My Issue is, that there are more than 100 pdf to be read, each PDF has more than 3000 Pages.
My bot processing time is very bad – as it passes each Keyword from Array, it search through all 3000 Pages of Each PDF and extract PDF Information and moves to next KEyword.
Solution - I am looking for is, while reading PDF first time Search/SCAN it should look for all Keyword from array at one shot/in first run for Each line
This will save Bot Processing time and will give output fast and less load on system.
I am interested in the same solution for a similar process.
In our case, we have a sequence that will capture the text (Extract Stuctured Data ‘TBODY’) in a datatable variable dtClientNotes in which we then use to parse out keywords…
We then define (via an Assign activity) an array {“keyword1”,“keyword2”,“etc”} called Keywords and use a LINQ expression in an assign to locate a/many match(s).

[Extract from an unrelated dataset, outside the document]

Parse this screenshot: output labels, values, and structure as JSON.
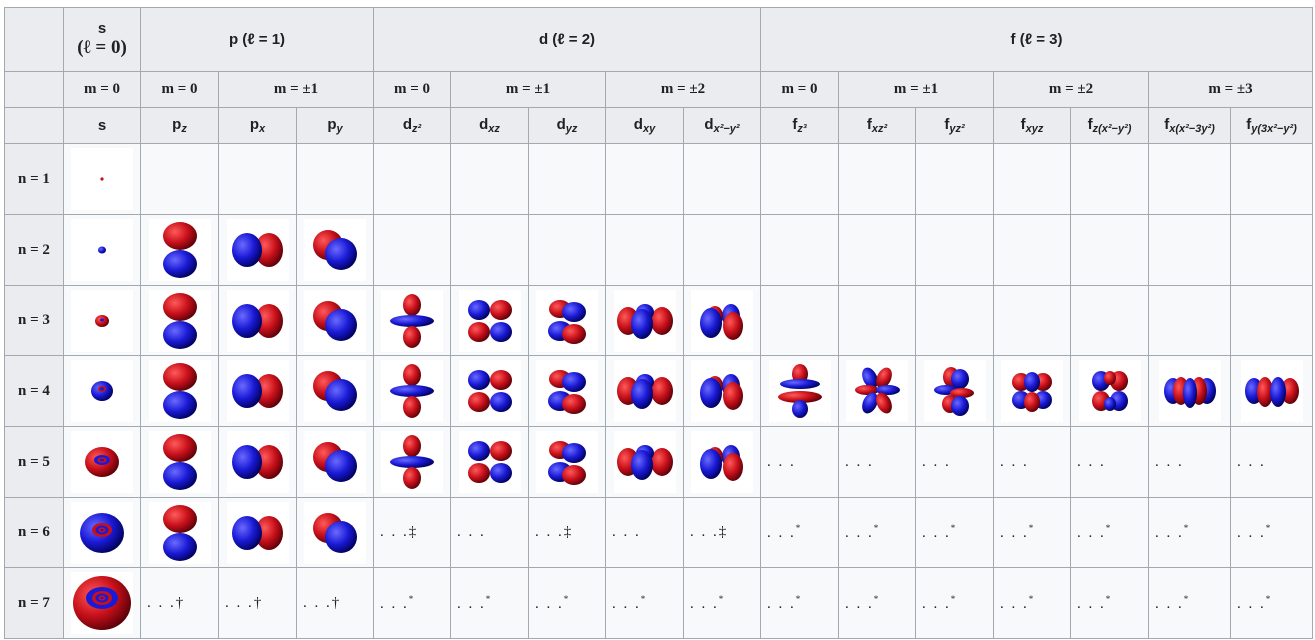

(From notes In dtClientNotes Where notes(“Timestamp”).ToString >= in_FilterDate And Keywords.Any(Function(key) notes(“Note”).ToString.Contains(key)) Select notes).Any
The only problem is we don’t know which keyword(s) was/were match so if you do need this info, you can always loop through each keyword and execute the same LINQ expression, which will then let you log or display etc. This for each was used initially during dev/test but then removed for production use.